How can I do the same thing without using double-pointer to the struct?

You have to use the double pointer.

Can you explain me why and how this works (both with pointer and double-pointer)?

The double-pointer is necessary. Your data structure is a pointer to a structure. You then call a function that needs to modify that pointer. Since parameters are passed by value you have to pass a pointer to the pointer.

I don't understand how a struct is represented in main memory.

Typically structs are laid out sequentially. So the first member will be placed at the beginning of the memory reserved for the struct, the second member will follow it and so on. There are issues of padding and alignment as well, but that's a bit more complex and is something best left to the compiler.

1. If you want to change the value of list (and you want to) in a different function, you have to give its address, since all parameters in C are passed by value and not by reference.
2. You give the address to the pointer, because you want to change the pointer.
3. int a[5] is not a struct, but an array, structs and array are represented in C as a block of memory. When you refer to a member of the struct, you actually refers to an offset from the struct location.
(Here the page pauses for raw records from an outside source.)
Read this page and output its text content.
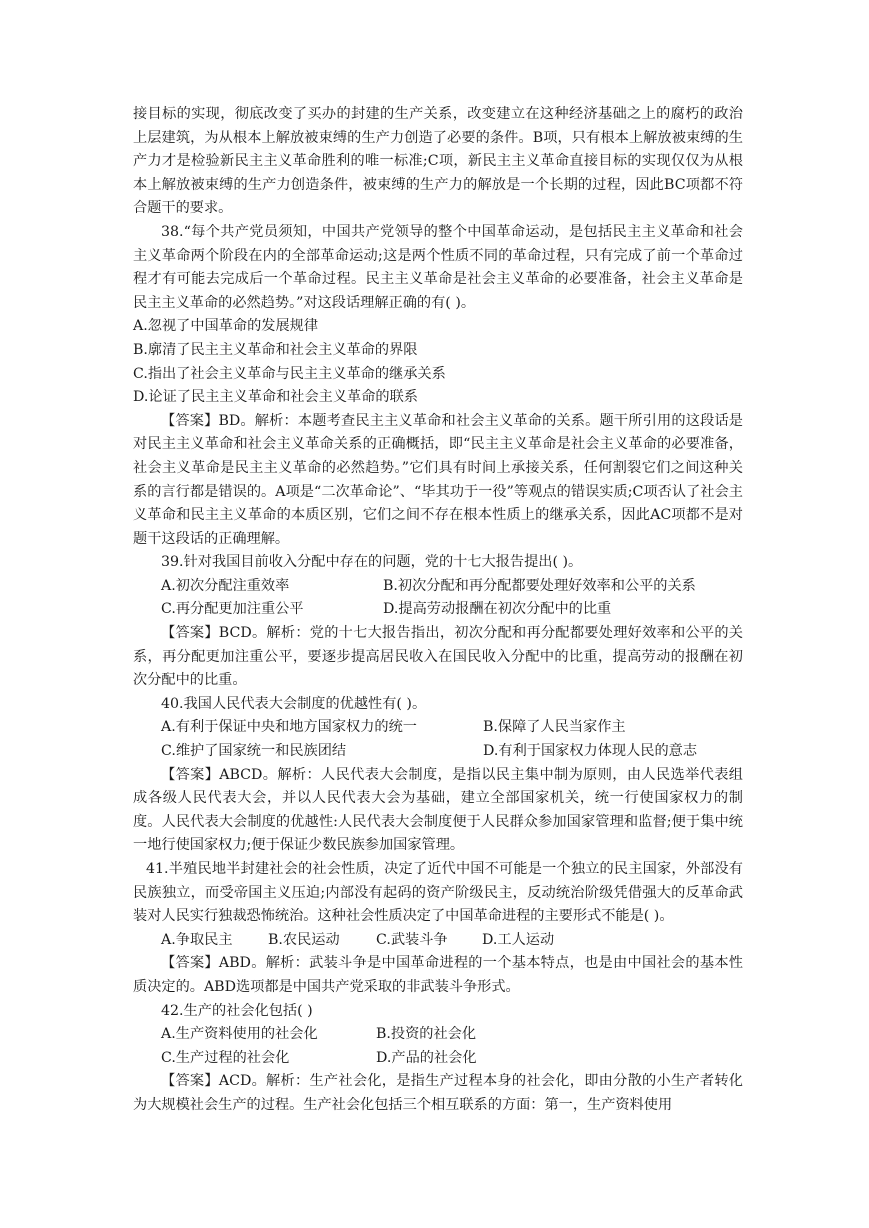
接目标的实现，彻底改变了买办的封建的生产关系，改变建立在这种经济基础之上的腐朽的政治上层建筑，为从根本上解放被束缚的生产力创造了必要的条件。B项，只有根本上解放被束缚的生产力才是检验新民主主义革命胜利的唯一标准;C项，新民主主义革命直接目标的实现仅仅为从根本上解放被束缚的生产力创造条件，被束缚的生产力的解放是一个长期的过程，因此BC项都不符合题干的要求。

38.“每个共产党员须知，中国共产党领导的整个中国革命运动，是包括民主主义革命和社会主义革命两个阶段在内的全部革命运动;这是两个性质不同的革命过程，只有完成了前一个革命过程才有可能去完成后一个革命过程。民主主义革命是社会主义革命的必要准备，社会主义革命是民主主义革命的必然趋势。”对这段话理解正确的有( )。

A.忽视了中国革命的发展规律

B.廓清了民主主义革命和社会主义革命的界限

C.指出了社会主义革命与民主主义革命的继承关系

D.论证了民主主义革命和社会主义革命的联系

【答案】BD。解析：本题考查民主主义革命和社会主义革命的关系。题干所引用的这段话是对民主主义革命和社会主义革命关系的正确概括，即“民主主义革命是社会主义革命的必要准备，社会主义革命是民主主义革命的必然趋势。”它们具有时间上承接关系，任何割裂它们之间这种关系的言行都是错误的。A项是“二次革命论”、“毕其功于一役”等观点的错误实质;C项否认了社会主义革命和民主主义革命的本质区别，它们之间不存在根本性质上的继承关系，因此AC项都不是对题干这段话的正确理解。

39.针对我国目前收入分配中存在的问题，党的十七大报告提出( )。

A.初次分配注重效率	B.初次分配和再分配都要处理好效率和公平的关系
C.再分配更加注重公平	D.提高劳动报酬在初次分配中的比重

【答案】BCD。解析：党的十七大报告指出，初次分配和再分配都要处理好效率和公平的关系，再分配更加注重公平，要逐步提高居民收入在国民收入分配中的比重，提高劳动的报酬在初次分配中的比重。

40.我国人民代表大会制度的优越性有( )。

A.有利于保证中央和地方国家权力的统一	B.保障了人民当家作主
C.维护了国家统一和民族团结	D.有利于国家权力体现人民的意志

【答案】ABCD。解析：人民代表大会制度，是指以民主集中制为原则，由人民选举代表组成各级人民代表大会，并以人民代表大会为基础，建立全部国家机关，统一行使国家权力的制度。人民代表大会制度的优越性:人民代表大会制度便于人民群众参加国家管理和监督;便于集中统一地行使国家权力;便于保证少数民族参加国家管理。

41.半殖民地半封建社会的社会性质，决定了近代中国不可能是一个独立的民主国家，外部没有民族独立，而受帝国主义压迫;内部没有起码的资产阶级民主，反动统治阶级凭借强大的反革命武装对人民实行独裁恐怖统治。这种社会性质决定了中国革命进程的主要形式不能是( )。

A.争取民主	B.农民运动	C.武装斗争	D.工人运动

【答案】ABD。解析：武装斗争是中国革命进程的一个基本特点，也是由中国社会的基本性质决定的。ABD选项都是中国共产党采取的非武装斗争形式。

42.生产的社会化包括( )

A.生产资料使用的社会化	B.投资的社会化
C.生产过程的社会化	D.产品的社会化

【答案】ACD。解析：生产社会化，是指生产过程本身的社会化，即由分散的小生产者转化为大规模社会生产的过程。生产社会化包括三个相互联系的方面：第一，生产资料使用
A. You free vertorOfInts when it was not allocated on the heap (with malloc) but on the stack (int array[] = {0, 1, 2, 3, 4, 5}; - local allocation) this is invalid and will make your program (probably to) crash

You can think of it like this: Your data structure is a singly-linked list, where each node is of type T = struct item *. You pass your list around by its head, i.e. its first node. Consumers can take the head and iterate through the entire list by looking at T.next, and a value of NULL means that you're at the end.

The function relItem chops the first node off the list. Since it manipulates the list itself, you have to pass it a pointer to your list head, i.e. T*, which is struct item **. Finally, T = NULL is to be interpreted (and checked for!) as the empty list with no nodes.

This code can work safe and sound without the double pointers:

void relItem(struct item *currItem) { ... }

Call it with relItem(list)

Freeing a pointer does not change it's value. Functions that take double pointers as parameters are usually used when you want to change a pointer (e.g. allocate it or make NULL).

Just be carefull at free(intTemp), it crashes because you're freeing memory from the stack.